İlk Derece Mahkemesince verilen karara yönelik olarak yapılan istinaf başvurusu üzerine HMK'nın 355 vd. maddeleri kapsamında yöntemince yapılan inceleme sonucunda Bölge Adliye Mahkemesince esastan verilen nihai kararda, dosya kapsamına göre saptanan somut uyuşmazlık bakımından uygulanması gereken hukuk kurallarına aykırı bir yön olmadığı gibi HMK'nın 369/1. ve 371. maddelerinin uygulanmasını gerektirici nedenlerin de bulunmamasına göre usul ve yasaya uygun Bölge Adliye Mahkemesi kararının onanmasına karar vermek gerekmiştir.

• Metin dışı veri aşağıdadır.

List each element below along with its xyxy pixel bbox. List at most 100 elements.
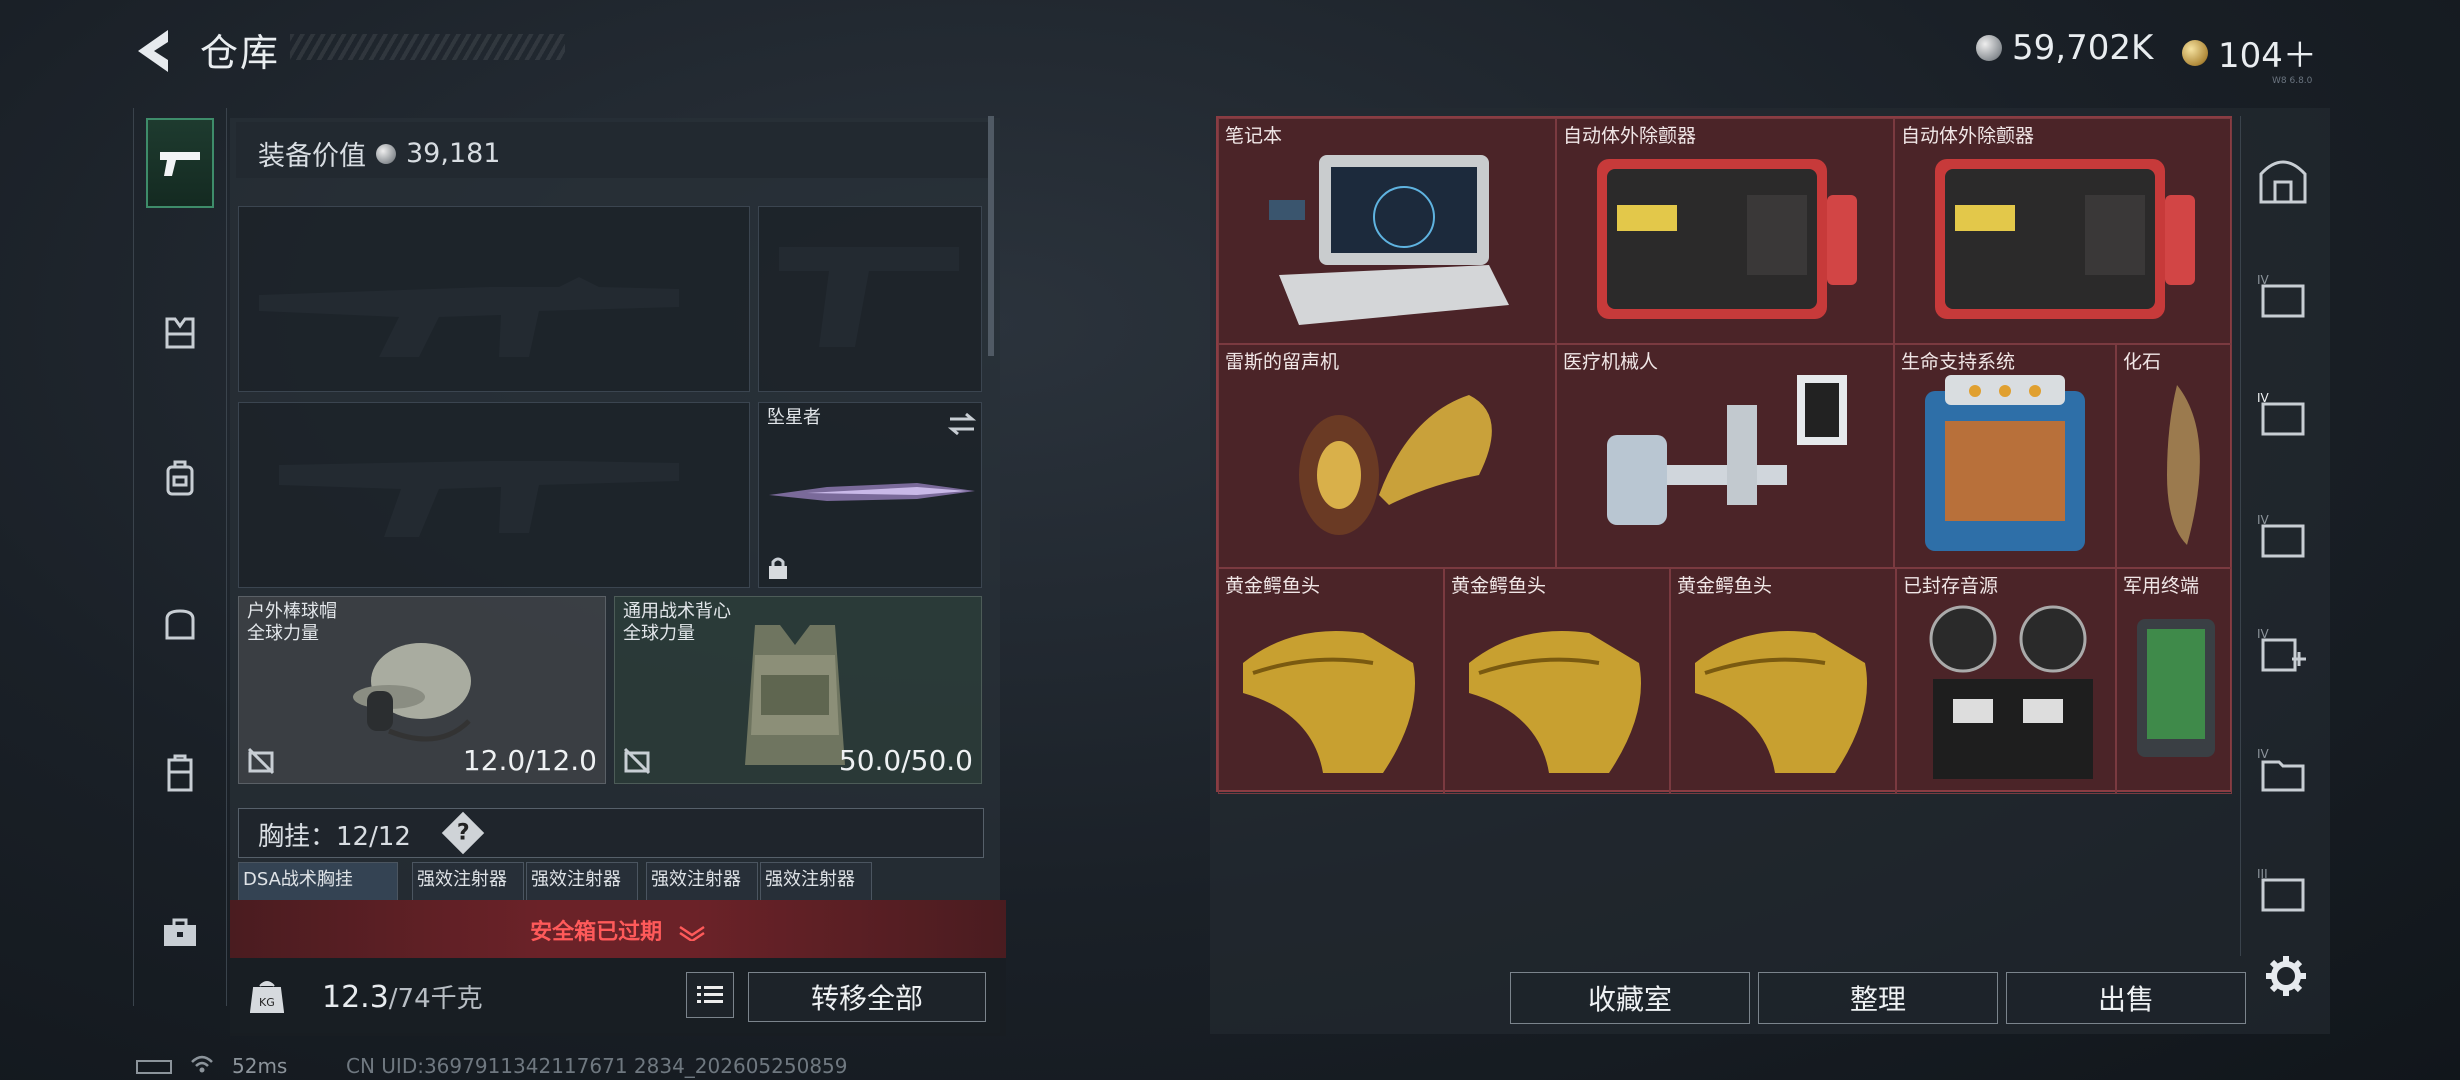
backpack-icon bbox=[166, 460, 194, 496]
rifle-silhouette-icon bbox=[279, 461, 679, 537]
help-glyph: ? bbox=[456, 819, 470, 845]
secondary-weapon-slot[interactable] bbox=[238, 402, 750, 588]
item-cell[interactable]: 黄金鳄鱼头 bbox=[1218, 568, 1444, 794]
list-view-button[interactable] bbox=[686, 972, 734, 1018]
silver-currency[interactable]: 59,702K bbox=[1976, 28, 2153, 68]
swap-icon[interactable] bbox=[947, 411, 977, 437]
nav-locker[interactable] bbox=[146, 728, 214, 818]
life-support-image bbox=[1925, 375, 2085, 551]
rifle-silhouette-icon bbox=[259, 277, 679, 357]
item-cell[interactable]: 生命支持系统 bbox=[1894, 344, 2116, 568]
safebox-expired-banner[interactable]: 安全箱已过期 bbox=[230, 900, 1006, 958]
nav-bag[interactable] bbox=[146, 578, 214, 668]
rig-item-name: 强效注射器 bbox=[417, 869, 507, 890]
chest-rig-title: 胸挂： bbox=[258, 822, 337, 852]
storage-tab-iii-icon[interactable]: III bbox=[2255, 862, 2311, 918]
rig-item-name: 强效注射器 bbox=[531, 869, 621, 890]
item-cell[interactable]: 自动体外除颤器 bbox=[1556, 118, 1894, 344]
item-name: 已封存音源 bbox=[1903, 575, 1999, 597]
primary-weapon-slot[interactable] bbox=[238, 206, 750, 392]
nav-weapons[interactable] bbox=[146, 118, 214, 208]
storage-grid: 笔记本 自动体外除颤器 自动体外除颤器 雷斯的留声机 医疗机械人 生命支持系统 bbox=[1216, 116, 2232, 794]
organize-button[interactable]: 整理 bbox=[1758, 972, 1998, 1024]
broken-item-icon bbox=[247, 747, 275, 775]
item-cell[interactable]: 笔记本 bbox=[1218, 118, 1556, 344]
item-cell[interactable]: 化石 bbox=[2116, 344, 2232, 568]
transfer-all-button[interactable]: 转移全部 bbox=[748, 972, 986, 1022]
gold-coin-icon bbox=[2182, 39, 2208, 66]
gold-amount: 104＋ bbox=[2218, 36, 2317, 76]
equipment-value-label: 装备价值 bbox=[258, 141, 366, 172]
item-name: 生命支持系统 bbox=[1901, 351, 2016, 373]
panel-scrollbar[interactable] bbox=[988, 116, 994, 356]
storage-tab-iv-plus-icon[interactable]: IV bbox=[2255, 622, 2311, 678]
laptop-image bbox=[1269, 155, 1509, 325]
title-stripe-decoration bbox=[290, 34, 565, 60]
silver-coin-icon bbox=[1976, 35, 2002, 61]
storage-tab-iv-folder-icon[interactable]: IV bbox=[2255, 742, 2311, 798]
golden-croc-head-image bbox=[1695, 631, 1867, 773]
golden-croc-head-image bbox=[1469, 631, 1641, 773]
helmet-subtitle: 全球力量 bbox=[247, 623, 319, 644]
item-name: 笔记本 bbox=[1225, 125, 1283, 147]
rig-item-name: DSA战术胸挂 bbox=[243, 869, 353, 890]
user-uid: CN UID:3697911342117671 2834_20260525085… bbox=[346, 1054, 848, 1078]
storage-tabs: IV IV IV IV IV III bbox=[2240, 116, 2323, 956]
chest-rig-capacity: 12/12 bbox=[336, 822, 411, 852]
storage-home-icon[interactable] bbox=[2255, 152, 2311, 208]
list-icon bbox=[697, 986, 723, 1003]
battery-icon bbox=[136, 1060, 172, 1074]
nav-vest[interactable] bbox=[146, 288, 214, 378]
nav-briefcase[interactable] bbox=[146, 888, 214, 978]
carry-weight-current: 12.3 bbox=[322, 980, 389, 1015]
armor-subtitle: 全球力量 bbox=[623, 623, 695, 644]
bag-icon bbox=[165, 609, 195, 640]
item-cell[interactable]: 医疗机械人 bbox=[1556, 344, 1894, 568]
storage-tab-iv-icon[interactable]: IV bbox=[2255, 268, 2311, 324]
settings-gear-icon[interactable] bbox=[2264, 954, 2308, 998]
armor-label: 通用战术背心 全球力量 bbox=[623, 601, 731, 645]
reel-to-reel-recorder-image bbox=[1929, 605, 2093, 779]
item-name: 黄金鳄鱼头 bbox=[1677, 575, 1773, 597]
sell-button[interactable]: 出售 bbox=[2006, 972, 2246, 1024]
nav-backpack[interactable] bbox=[146, 433, 214, 523]
item-cell[interactable]: 军用终端 bbox=[2116, 568, 2232, 794]
storage-tab-iv-active-icon[interactable]: IV bbox=[2255, 386, 2311, 442]
fossil-claw-image bbox=[2167, 385, 2200, 545]
silver-amount: 59,702K bbox=[2012, 28, 2154, 68]
svg-text:IV: IV bbox=[2257, 747, 2270, 761]
equipment-value-amount: 39,181 bbox=[406, 138, 501, 169]
armor-name: 通用战术背心 bbox=[623, 601, 731, 622]
item-cell[interactable]: 黄金鳄鱼头 bbox=[1444, 568, 1670, 794]
item-cell[interactable]: 黄金鳄鱼头 bbox=[1670, 568, 1896, 794]
carry-weight-max: /74千克 bbox=[388, 984, 483, 1014]
wifi-icon bbox=[191, 1055, 213, 1073]
item-name: 军用终端 bbox=[2123, 575, 2200, 597]
helmet-durability: 12.0/12.0 bbox=[462, 744, 597, 777]
defibrillator-image bbox=[1597, 159, 1857, 319]
silver-coin-icon bbox=[376, 143, 396, 164]
lock-icon bbox=[769, 557, 787, 579]
melee-blade-image bbox=[769, 483, 975, 501]
chest-rig-label: 胸挂：12/12 bbox=[258, 816, 411, 853]
weight-icon: KG bbox=[250, 981, 284, 1013]
gold-currency[interactable]: 104＋ bbox=[2182, 28, 2317, 77]
version-tag: W8 6.8.0 bbox=[2272, 76, 2313, 86]
item-cell[interactable]: 已封存音源 bbox=[1896, 568, 2116, 794]
item-cell[interactable]: 雷斯的留声机 bbox=[1218, 344, 1556, 568]
pistol-silhouette-icon bbox=[779, 247, 959, 347]
rig-item-name: 强效注射器 bbox=[651, 869, 741, 890]
safebox-status: 安全箱已过期 bbox=[230, 914, 1006, 946]
melee-slot[interactable]: 坠星者 bbox=[758, 402, 982, 588]
military-terminal-image bbox=[2137, 619, 2215, 757]
back-arrow-icon[interactable] bbox=[130, 26, 180, 76]
vest-image bbox=[745, 625, 845, 765]
page-title: 仓库 bbox=[200, 31, 281, 75]
sidearm-slot[interactable] bbox=[758, 206, 982, 392]
helmet-slot[interactable]: 户外棒球帽 全球力量 12.0/12.0 bbox=[238, 596, 606, 784]
item-cell[interactable]: 自动体外除颤器 bbox=[1894, 118, 2232, 344]
collection-room-button[interactable]: 收藏室 bbox=[1510, 972, 1750, 1024]
armor-slot[interactable]: 通用战术背心 全球力量 50.0/50.0 bbox=[614, 596, 982, 784]
svg-text:KG: KG bbox=[259, 996, 275, 1009]
storage-tab-iv-icon[interactable]: IV bbox=[2255, 508, 2311, 564]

SONUÇ: Yukarda açıklanan nedenlerle, davacı vekilinin temyiz isteminin reddi ile Bölge Adliye Mahkemesince verilen kararın HMK'nın 370/1. maddesi uyarınca ONANMASINA, HMK'nın 372. maddesi uyarınca işlem yapılmak üzere dava dosyasının İlk Derece Mahkemesine, kararın bir örneğinin Bölge Adliye Mahkemesine gönderilmesine, aşağıda yazılı bakiye 26,30 TL temyiz ilam harcının temyiz eden davacıdan alınmasına, 02/06/2022 tarihinde kesin olarak oybirliğiyle karar verildi.